Three days later, on December 26, 2024, the merits panel assigned to the underlying appeal reinstated the district court's injunction, once again suspending the CTA's filing requirements nationwide. This reversal — stay granted, then injunction reinstated within the same week — left businesses, accountants, and attorneys scrambling to determine the current state of the law.[3]
The Current State of Play
As of the date of this post, the nationwide injunction remains in effect, and FinCEN is not enforcing the CTA's filing requirements. However, this situation could change at any time — the government has sought further appellate review, and the case is moving through the courts rapidly. Multiple other CTA challenges are pending in different circuits, and the possibility of a Supreme Court decision on the merits is real.
Practical Advice for Businesses
Despite the current injunction, our advice to clients remains the same: prepare to file, and file when the legal landscape permits it. The injunction could be lifted at any time, potentially with a short compliance window. Businesses that have already gathered their beneficial ownership information and prepared their reports will be in a much better position to comply quickly if and when the filing obligation is reinstated.[4]
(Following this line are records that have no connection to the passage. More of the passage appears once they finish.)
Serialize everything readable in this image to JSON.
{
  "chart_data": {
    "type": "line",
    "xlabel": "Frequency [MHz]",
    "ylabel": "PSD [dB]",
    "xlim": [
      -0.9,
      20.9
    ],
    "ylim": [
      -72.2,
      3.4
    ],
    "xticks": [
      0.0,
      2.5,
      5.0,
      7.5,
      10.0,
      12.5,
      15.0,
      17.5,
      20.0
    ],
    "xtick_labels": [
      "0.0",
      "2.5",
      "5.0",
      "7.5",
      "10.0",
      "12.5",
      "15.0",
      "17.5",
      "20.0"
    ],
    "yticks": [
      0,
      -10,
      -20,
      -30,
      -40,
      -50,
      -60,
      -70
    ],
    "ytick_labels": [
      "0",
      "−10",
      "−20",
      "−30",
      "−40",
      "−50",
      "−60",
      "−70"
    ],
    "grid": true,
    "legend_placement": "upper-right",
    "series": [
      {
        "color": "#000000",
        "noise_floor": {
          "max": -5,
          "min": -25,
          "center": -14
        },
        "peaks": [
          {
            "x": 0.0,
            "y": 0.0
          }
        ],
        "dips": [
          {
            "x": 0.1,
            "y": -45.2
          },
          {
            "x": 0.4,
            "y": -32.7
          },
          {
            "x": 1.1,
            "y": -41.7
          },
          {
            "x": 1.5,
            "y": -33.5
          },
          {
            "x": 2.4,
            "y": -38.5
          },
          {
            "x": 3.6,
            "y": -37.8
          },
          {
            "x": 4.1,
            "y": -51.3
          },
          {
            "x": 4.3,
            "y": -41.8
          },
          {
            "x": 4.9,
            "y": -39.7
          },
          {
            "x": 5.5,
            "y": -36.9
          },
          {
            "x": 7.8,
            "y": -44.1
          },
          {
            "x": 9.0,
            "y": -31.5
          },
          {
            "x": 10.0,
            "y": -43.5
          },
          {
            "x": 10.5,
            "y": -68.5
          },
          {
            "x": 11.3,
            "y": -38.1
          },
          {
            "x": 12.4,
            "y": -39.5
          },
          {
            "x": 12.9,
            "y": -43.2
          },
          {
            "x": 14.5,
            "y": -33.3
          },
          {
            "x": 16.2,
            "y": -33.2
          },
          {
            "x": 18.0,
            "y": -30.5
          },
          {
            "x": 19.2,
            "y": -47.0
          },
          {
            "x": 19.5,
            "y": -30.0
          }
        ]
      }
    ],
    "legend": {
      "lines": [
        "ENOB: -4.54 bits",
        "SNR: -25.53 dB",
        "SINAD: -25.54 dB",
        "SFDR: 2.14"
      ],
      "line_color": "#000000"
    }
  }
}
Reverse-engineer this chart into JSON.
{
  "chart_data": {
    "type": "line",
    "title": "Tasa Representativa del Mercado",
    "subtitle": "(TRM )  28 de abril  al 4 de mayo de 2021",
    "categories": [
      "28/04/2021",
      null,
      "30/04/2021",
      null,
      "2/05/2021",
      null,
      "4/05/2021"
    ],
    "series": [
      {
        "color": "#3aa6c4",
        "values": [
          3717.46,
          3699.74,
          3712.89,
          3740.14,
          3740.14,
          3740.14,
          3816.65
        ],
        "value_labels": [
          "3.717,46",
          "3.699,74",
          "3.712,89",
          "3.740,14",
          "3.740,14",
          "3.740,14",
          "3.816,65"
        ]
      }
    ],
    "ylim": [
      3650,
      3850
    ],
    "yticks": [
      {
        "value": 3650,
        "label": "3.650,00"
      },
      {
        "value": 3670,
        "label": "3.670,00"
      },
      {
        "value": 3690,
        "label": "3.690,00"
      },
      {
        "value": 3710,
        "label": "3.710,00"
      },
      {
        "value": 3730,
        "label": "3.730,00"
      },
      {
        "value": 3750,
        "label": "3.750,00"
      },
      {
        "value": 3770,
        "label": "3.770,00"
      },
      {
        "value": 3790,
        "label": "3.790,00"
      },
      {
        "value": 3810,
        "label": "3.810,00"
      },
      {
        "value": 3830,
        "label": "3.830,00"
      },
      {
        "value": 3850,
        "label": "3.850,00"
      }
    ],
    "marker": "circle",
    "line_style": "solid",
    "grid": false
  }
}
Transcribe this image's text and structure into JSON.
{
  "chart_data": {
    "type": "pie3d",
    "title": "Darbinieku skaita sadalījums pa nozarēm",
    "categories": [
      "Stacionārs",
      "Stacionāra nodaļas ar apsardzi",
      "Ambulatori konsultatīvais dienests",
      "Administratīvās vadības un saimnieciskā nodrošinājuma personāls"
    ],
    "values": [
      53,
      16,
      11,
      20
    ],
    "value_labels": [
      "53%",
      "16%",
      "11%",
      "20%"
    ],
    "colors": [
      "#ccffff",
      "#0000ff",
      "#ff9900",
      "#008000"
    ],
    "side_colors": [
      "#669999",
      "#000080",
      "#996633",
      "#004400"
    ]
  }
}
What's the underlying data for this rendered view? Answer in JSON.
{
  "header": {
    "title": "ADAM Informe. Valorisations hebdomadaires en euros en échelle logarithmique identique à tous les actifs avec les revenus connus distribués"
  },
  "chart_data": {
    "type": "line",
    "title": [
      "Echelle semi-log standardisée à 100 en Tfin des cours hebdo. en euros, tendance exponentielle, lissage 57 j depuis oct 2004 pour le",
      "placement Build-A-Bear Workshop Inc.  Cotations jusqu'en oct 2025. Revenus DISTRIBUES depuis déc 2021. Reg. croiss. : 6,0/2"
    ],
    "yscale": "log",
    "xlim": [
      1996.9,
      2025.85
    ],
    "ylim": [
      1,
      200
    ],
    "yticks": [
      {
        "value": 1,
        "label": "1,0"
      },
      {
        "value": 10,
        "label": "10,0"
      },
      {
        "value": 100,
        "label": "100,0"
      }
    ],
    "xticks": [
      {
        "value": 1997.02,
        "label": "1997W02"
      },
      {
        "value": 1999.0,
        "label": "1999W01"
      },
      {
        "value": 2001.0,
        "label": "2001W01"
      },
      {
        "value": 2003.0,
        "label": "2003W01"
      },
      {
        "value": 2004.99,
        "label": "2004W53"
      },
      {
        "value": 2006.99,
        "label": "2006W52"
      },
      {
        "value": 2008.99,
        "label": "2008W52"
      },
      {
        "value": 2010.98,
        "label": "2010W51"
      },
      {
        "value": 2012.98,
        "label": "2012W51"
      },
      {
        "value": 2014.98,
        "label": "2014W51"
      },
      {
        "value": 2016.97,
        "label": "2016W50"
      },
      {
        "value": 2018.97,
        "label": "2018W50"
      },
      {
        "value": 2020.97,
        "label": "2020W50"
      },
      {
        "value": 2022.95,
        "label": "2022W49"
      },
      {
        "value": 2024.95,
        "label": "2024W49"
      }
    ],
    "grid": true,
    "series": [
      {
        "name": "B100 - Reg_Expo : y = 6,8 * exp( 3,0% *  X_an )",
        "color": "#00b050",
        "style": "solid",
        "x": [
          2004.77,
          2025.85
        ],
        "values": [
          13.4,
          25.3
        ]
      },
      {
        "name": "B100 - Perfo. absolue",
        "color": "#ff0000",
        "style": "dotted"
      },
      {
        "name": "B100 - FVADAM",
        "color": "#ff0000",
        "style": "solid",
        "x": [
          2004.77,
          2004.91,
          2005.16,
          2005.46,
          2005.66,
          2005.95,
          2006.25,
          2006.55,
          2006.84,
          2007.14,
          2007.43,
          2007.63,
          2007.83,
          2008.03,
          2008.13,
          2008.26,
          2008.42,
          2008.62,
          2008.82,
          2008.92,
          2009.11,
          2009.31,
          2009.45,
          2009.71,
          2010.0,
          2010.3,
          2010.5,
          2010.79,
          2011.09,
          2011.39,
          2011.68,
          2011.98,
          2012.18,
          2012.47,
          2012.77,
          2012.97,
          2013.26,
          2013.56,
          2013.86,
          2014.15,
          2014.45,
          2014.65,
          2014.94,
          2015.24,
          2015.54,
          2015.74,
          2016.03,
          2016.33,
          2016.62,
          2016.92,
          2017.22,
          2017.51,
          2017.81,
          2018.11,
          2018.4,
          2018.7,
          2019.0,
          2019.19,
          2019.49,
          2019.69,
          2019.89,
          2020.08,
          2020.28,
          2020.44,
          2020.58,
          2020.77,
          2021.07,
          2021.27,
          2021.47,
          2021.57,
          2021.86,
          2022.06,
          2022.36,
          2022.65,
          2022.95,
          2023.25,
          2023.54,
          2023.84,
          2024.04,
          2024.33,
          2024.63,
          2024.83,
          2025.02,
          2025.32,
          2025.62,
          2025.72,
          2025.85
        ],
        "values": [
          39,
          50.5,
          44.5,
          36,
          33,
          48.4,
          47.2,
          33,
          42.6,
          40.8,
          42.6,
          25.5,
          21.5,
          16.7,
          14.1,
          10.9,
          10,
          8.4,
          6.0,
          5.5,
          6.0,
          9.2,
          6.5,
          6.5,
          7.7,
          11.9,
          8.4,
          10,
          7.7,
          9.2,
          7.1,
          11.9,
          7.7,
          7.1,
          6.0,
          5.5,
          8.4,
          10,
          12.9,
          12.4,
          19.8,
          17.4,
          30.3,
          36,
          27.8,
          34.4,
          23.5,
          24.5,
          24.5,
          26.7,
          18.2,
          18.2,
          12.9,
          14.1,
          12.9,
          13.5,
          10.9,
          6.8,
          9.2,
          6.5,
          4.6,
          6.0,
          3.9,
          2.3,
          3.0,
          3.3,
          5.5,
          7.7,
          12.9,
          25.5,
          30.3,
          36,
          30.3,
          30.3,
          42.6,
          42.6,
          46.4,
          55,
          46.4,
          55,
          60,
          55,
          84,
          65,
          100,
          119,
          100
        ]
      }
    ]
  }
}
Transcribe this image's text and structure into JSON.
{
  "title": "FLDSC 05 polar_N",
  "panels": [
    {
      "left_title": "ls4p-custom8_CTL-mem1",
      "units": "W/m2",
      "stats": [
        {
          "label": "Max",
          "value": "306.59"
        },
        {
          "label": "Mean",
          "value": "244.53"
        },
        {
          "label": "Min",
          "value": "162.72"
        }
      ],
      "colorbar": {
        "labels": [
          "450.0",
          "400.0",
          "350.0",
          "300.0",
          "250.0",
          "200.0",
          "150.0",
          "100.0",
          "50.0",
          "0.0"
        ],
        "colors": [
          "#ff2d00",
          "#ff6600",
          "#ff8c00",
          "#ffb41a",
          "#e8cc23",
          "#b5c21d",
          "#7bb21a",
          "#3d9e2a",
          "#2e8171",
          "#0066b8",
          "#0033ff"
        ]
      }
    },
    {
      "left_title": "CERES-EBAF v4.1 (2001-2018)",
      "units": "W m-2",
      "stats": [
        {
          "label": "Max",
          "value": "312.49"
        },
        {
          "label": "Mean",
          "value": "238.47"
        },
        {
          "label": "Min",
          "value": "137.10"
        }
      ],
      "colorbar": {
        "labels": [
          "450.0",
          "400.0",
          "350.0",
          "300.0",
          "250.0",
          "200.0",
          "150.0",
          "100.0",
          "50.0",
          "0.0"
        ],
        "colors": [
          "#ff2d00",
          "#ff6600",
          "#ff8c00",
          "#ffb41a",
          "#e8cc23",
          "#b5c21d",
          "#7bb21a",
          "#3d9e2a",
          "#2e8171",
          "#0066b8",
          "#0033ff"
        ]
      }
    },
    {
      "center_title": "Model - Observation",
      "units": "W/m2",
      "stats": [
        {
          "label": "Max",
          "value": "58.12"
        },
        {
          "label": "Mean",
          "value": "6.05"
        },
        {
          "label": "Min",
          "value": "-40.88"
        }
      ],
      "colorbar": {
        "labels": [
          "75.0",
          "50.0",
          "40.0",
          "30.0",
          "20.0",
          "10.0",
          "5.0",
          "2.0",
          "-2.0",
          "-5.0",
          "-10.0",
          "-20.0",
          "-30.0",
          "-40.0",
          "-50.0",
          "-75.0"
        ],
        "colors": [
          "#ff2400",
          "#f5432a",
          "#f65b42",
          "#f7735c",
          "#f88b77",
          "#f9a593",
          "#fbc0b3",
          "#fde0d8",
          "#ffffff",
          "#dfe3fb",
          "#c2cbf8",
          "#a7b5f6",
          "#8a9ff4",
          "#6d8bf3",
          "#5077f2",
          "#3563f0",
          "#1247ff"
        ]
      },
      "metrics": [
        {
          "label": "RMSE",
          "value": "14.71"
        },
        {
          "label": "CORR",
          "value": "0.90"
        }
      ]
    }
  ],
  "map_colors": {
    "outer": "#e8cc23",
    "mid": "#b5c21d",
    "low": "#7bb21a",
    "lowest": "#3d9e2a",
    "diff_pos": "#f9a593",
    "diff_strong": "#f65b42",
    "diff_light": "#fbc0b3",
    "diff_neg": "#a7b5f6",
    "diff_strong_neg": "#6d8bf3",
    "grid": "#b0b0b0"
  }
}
For businesses that have already filed, the reports remain on file with FinCEN and do not need to be withdrawn or amended based on the injunction. For businesses that were in the process of filing when the injunction was issued, the prudent course is to complete the preparation and hold the report ready for submission.
The underlying constitutional question — whether Congress has the power to require businesses to disclose their beneficial owners to a federal database — will ultimately be resolved by the courts. In the meantime, business owners should treat the CTA as a compliance obligation that is temporarily suspended rather than permanently eliminated, and should continue to plan and budget accordingly.